A frase de Almagro não foi um ato falho, como uma forma velada de assumir sua preferência pela oposição venezuelana - leitura expressada por alguns de seus críticos de esquerda na região. Foi uma tentativa de posar como neutro alegando não sê-lo, uma finta retórica típica dos diplomatas, e nada original: tomar posição em favor dos direitos humanos e políticos, e não por um lado ou outro dos conflitos políticos de cada país.

Mas não é isso que está acontecendo, e a agenda o comprova. Sua assumida "não neutralidade" existe de verdade, mas não da forma equidistante como ele quer dar a entender.

Poucos dias antes de chegar a Miami, Almagro esteve no Brasil, para se reunir com o presidente da Câmara dos Deputados, Rodrigo Maia, em encontro que teve como tema principal "a necessidade de uma transição na Venezuela". Um apoio que é no mínimo fora de hora, já que se deu pouco depois de publicada a "Lista do Janot", onde Maia é apontado como um dos maiores beneficiários das propinas das empreiteiras no Brasil.

Tampouco é a primeira vez que Almagro, em campanha aberta pela derrubada de Nicolás Maduro, busca aliados controversos. Em outubro de 2016, ele se encontrou com Michel Temer, pouco mais de um mês depois da consumação final de um golpe de Estado no Brasil. Na prática, o secretário-geral tenta defender uma espécie de "OEA sem partido", embora pareça ter sim suas preferências políticas e ideológicas, tal qual um conhecido projeto educacional brasileiro.

O mais absurdo da atuação de Almagro ao dar prioridade quase total à crise na Venezuela talvez não seja nem sua evidente falta de neutralidade no tema, mas sim o fato de que sua campanha desavergonhada ignora até mesmo que nos próprios países onde ele está buscando apoio para derrubar um governo legitimamente constituído existem crises políticas que se não são tão graves quanto, estão caminhando para isso. E ele certamente não ignora essas situações, por isso sua omissão soa tão aberrante. No caso paraguaio, o edifício do Congresso foi incendiado e um militante foi assassinado, e nada disso levou a organização que ele preside a mais que notas protocolares e irrelevantes.

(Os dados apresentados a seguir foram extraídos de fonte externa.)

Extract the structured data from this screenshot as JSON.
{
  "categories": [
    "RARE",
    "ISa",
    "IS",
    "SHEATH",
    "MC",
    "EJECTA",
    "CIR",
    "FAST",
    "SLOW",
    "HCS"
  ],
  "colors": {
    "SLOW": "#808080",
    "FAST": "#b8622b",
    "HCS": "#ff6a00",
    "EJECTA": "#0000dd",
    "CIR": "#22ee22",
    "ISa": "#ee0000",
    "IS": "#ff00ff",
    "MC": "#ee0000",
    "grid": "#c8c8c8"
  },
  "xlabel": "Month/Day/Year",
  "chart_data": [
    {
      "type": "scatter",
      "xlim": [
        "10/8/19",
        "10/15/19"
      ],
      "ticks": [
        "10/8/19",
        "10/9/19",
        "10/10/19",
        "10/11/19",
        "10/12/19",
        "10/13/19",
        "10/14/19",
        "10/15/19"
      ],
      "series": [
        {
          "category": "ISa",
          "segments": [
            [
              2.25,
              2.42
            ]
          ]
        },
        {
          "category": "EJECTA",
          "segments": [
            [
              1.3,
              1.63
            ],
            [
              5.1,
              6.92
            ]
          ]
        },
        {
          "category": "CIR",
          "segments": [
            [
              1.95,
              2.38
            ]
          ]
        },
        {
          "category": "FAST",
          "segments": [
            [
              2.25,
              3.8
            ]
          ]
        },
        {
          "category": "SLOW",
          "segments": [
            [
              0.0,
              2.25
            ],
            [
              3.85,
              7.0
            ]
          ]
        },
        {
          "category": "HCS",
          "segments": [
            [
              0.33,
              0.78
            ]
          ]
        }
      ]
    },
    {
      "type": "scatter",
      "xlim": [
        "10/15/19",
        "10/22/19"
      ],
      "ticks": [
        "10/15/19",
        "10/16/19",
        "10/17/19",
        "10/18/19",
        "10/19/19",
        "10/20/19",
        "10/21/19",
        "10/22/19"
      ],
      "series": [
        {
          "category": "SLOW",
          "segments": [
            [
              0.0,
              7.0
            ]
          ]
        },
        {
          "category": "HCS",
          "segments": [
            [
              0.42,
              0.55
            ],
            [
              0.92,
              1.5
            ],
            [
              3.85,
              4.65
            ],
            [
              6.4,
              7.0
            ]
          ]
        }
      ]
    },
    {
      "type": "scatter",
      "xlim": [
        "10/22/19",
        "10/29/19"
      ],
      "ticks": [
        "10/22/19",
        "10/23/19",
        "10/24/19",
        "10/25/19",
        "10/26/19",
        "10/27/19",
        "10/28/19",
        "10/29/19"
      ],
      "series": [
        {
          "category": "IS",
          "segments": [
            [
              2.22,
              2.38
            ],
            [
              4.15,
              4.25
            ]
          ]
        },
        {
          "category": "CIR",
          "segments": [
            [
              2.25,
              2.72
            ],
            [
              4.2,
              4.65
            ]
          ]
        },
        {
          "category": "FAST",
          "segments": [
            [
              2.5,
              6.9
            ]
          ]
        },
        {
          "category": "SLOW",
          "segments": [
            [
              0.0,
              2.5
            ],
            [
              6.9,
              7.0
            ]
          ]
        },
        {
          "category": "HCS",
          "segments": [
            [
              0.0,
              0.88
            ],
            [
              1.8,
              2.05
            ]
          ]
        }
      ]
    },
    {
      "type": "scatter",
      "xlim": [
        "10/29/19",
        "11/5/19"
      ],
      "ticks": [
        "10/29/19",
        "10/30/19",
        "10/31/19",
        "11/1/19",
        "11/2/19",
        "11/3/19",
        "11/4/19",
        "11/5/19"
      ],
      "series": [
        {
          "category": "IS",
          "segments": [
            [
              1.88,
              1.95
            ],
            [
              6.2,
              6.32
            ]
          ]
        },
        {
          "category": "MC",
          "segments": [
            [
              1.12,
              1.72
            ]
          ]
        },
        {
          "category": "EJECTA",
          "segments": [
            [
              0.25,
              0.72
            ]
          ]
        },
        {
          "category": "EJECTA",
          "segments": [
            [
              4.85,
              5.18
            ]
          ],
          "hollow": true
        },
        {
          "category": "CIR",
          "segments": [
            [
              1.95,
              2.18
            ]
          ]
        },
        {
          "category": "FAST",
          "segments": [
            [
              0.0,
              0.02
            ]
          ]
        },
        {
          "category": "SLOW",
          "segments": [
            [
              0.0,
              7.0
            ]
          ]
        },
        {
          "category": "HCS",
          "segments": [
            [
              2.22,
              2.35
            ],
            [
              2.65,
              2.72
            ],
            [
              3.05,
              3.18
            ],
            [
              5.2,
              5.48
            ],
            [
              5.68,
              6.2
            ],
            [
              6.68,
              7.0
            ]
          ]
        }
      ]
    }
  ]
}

Assim, a OEA se mantém distante do que acontece em países como o Brasil e o Paraguai, que vivem crises institucionais flagrantes - e bastante profunda, no caso brasileiro -, mas busca nesses países em transe, e em seus políticos questionados, a força política para tentar forçar a barra na crise institucional de Caracas.

Não se trata de dizer quem são os bons e os maus na batalha que Almagro escolheu como exclusiva. A Venezuela vive um conflito de poderes políticos e institucionais que já leva mais tempo que os de outros países, e que desde sempre foi mais intenso com disputas políticas frequentes nas ruas, grupos dos dois lados usando a violência, guerra econômica entre governo e grandes grupos empresariais de dentro e de fora do país, entre outros problemas.

A questão é saber que legitimidade têm os aliados buscados por Almagro para dizer algo sobre o que o que acontece naquele país. Como pode Almagro se respaldar nos organizadores do golpe de Estado do Brasil em 2016 para agir na Venezuela? Ou em governos como o do Paraguai e do Chile - outro país que vive sua própria crise, com uma Bachelet em baixa e mais de 60% do eleitorado dizendo não querer votar em ninguém, em pleno ano de eleições presidenciais.

O secretário-geral também falou em Miami sobre a necessidade de "fazer a democracia ser cada vez mais participativa" sobre a OEA fomentar "uma cultura de entendimento e consenso". Contudo, parece não haver participação mais ampla nesses consensos que busca, senão somente dos que sempre se entendem.